Justin weighs 48 lbs so his pack is almost 15% of his body weight

My dear Justin who weighs almost nothing at 9 years old. Once he puts on one outfit, he is really carrying very little in his pack and that already puts him way over the 10% target. Mom brought his Keens to wear for the hike and it turns out that they are not big enough for him so she had to buy him a pair of women’s tennis shoes at the local sports store because they don’t carry good quality children’s shoes. Mom has moved most of his stuff over to her pack.
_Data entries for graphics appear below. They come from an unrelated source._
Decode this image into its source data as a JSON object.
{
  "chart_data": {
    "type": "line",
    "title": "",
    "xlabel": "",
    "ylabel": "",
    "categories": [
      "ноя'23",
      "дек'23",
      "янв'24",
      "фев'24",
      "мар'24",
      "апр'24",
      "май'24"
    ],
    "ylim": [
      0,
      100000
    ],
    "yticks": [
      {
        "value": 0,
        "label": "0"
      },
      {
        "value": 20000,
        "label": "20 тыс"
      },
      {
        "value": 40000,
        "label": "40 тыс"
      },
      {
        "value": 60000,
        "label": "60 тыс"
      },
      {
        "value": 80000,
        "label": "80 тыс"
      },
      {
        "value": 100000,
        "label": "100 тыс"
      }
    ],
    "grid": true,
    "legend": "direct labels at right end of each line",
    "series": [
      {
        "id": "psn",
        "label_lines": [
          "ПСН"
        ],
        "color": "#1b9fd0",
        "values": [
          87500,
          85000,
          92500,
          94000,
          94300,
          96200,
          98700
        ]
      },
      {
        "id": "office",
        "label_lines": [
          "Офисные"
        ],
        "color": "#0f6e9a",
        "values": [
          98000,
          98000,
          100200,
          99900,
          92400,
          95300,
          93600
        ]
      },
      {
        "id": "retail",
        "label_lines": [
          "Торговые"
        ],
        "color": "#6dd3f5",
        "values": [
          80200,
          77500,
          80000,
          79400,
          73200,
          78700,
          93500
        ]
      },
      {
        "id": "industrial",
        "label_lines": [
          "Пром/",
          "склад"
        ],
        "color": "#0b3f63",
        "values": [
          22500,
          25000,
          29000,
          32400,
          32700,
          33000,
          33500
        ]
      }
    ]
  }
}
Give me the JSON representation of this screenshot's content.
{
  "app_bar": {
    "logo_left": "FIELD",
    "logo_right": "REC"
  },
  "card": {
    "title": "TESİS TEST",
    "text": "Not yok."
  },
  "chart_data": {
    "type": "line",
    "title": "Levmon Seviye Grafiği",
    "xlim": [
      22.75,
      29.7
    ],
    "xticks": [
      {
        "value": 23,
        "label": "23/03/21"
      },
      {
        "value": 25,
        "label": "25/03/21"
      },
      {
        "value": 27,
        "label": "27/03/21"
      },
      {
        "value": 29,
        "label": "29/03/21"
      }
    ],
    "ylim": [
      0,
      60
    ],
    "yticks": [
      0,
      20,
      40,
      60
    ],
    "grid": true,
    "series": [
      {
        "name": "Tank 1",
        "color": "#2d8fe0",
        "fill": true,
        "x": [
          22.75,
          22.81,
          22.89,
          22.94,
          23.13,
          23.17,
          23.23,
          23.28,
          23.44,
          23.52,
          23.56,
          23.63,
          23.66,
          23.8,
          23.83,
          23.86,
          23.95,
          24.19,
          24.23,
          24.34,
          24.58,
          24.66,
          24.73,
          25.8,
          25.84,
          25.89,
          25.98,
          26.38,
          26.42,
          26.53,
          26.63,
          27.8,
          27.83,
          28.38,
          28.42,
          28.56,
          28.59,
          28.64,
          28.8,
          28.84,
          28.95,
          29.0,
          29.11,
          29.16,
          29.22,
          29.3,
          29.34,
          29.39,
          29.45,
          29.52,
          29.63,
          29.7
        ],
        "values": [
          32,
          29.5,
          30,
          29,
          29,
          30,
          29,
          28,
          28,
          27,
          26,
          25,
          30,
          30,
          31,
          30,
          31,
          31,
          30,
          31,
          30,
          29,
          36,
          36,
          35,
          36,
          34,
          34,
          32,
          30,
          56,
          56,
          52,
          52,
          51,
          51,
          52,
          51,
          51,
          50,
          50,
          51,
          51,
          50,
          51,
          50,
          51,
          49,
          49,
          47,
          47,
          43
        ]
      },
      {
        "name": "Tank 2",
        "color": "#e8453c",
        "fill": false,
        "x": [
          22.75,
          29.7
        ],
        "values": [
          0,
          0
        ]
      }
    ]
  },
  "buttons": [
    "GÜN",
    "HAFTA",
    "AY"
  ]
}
Mom weighs 119 lbs so her pack is way too heavy for her weight but she’s stubborn

What can I say? She is just far too stubborn and insists on carrying far more than she should. Some of her load comes from the stuff that Justin isn’t able to carry for himself. Mom was planning on carrying a lot more food than this but we’ve managed to talk her out of that slowly. There are going to be plenty of stores, bars, and cafes to eat, drink, and replenish our supplies. I think our longest stretch between pueblos is like 8km/5mi. At least her load will lighten too each day as she eats her food supplies. She is wearing a long hiking skirt with many pockets that she could be hiding a lot more food but she claims to be innocent. I told her to carry a copy of their passports in her wallet and leave the real ones at home. It would be a nightmare to replace Justin’s with Kara on a different planet.

So that’s it…the kids are tucked into bed, the backpacks are neatly lined up in the living room, the leftover apple crisp is sitting on the counter ready to be heated up for breakfast, and the adventure begins in less than 12 hours, eeks!